To ensure that the aerogel does not react with other components in the cell, DSSCs with and without CNC–POEGMA were aged and continuously measured for 1000 h under 1 sun (visible light 100%, UV 20%) at 40 °C. The CNC–POEGMA cells could achieve similar stability results as the control solar cells (Figure ). It is quite typical that the photocurrent and voltage balance during the first few days. These aging results indicate that CNC–POEGMA aerogels have the potential to be used to absorb electrolyte and are also are structurally stable to be utilized as a scaffold for other functionalities.

Figure 6

Long-term stability measurements of complete DSSCs aged under 1 sun (100% in visible region, 20% in UV region) at 40 °C for 1000 h. Changes in key performance parameters were recorded: (A) JSC, (B) VOC, (C) FF, and (D) η.

Conclusions

In this work, we demonstrate the use of covalently linked CNC–POEGMA aerogel films as electrolyte absorbing “sponges” for the fabrication of DSSCs. Compared to previously reported methods, the current approach allows easy control of the aerogel density, composition, and final aerogel thickness. Furthermore, we show that due to the hydrazone cross-linking chemistry, these aerogels are very stable in ACN and 3-MPN, the two most commonly used solvents for DSSC electrolyte systems.
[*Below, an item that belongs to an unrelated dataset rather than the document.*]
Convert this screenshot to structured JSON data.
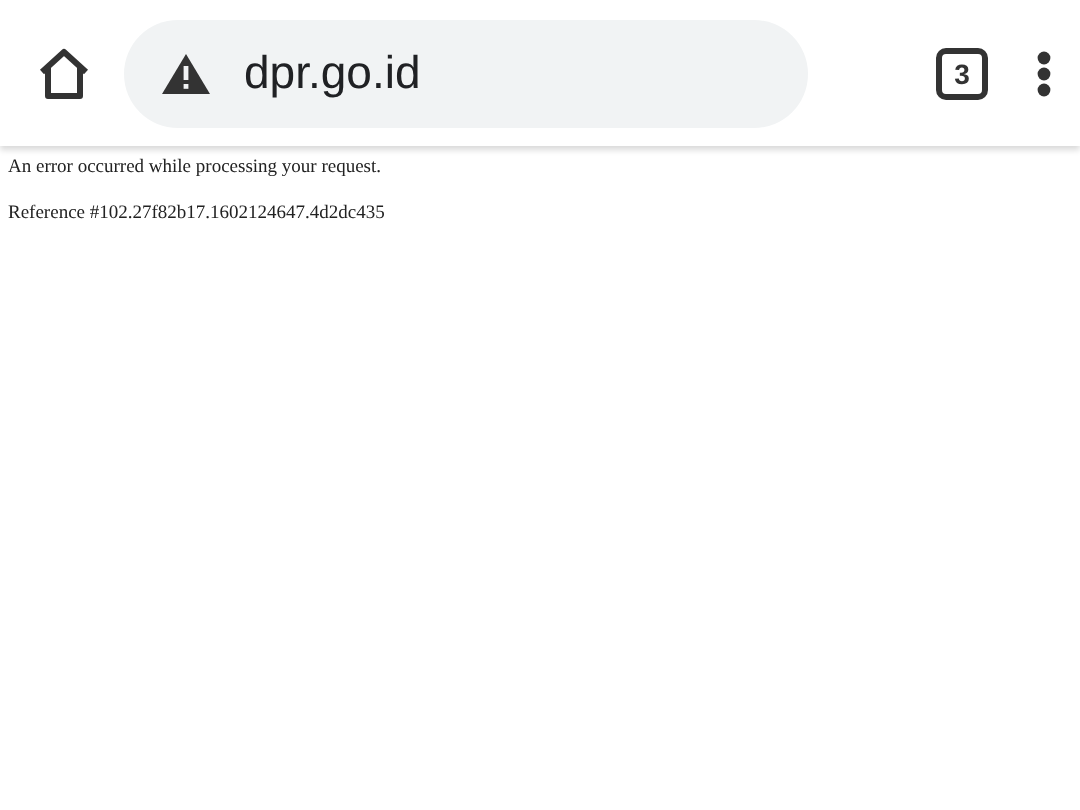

The DSSC devices prepared from 10 and 44 μm thick aerogels yielded similar performance and stability as compared to nonaerogel-containing DSSCs, thus indicating that the used aerogel sponges do not interfere with the electrochemistry inside the device while also improving the ease of the DSSC device fabrication. This fabrication method can also be directly applied to flexible ITO–PET substrate, thus facilitating the production and upscaling of the device size for both glass-based and flexible DSSCs.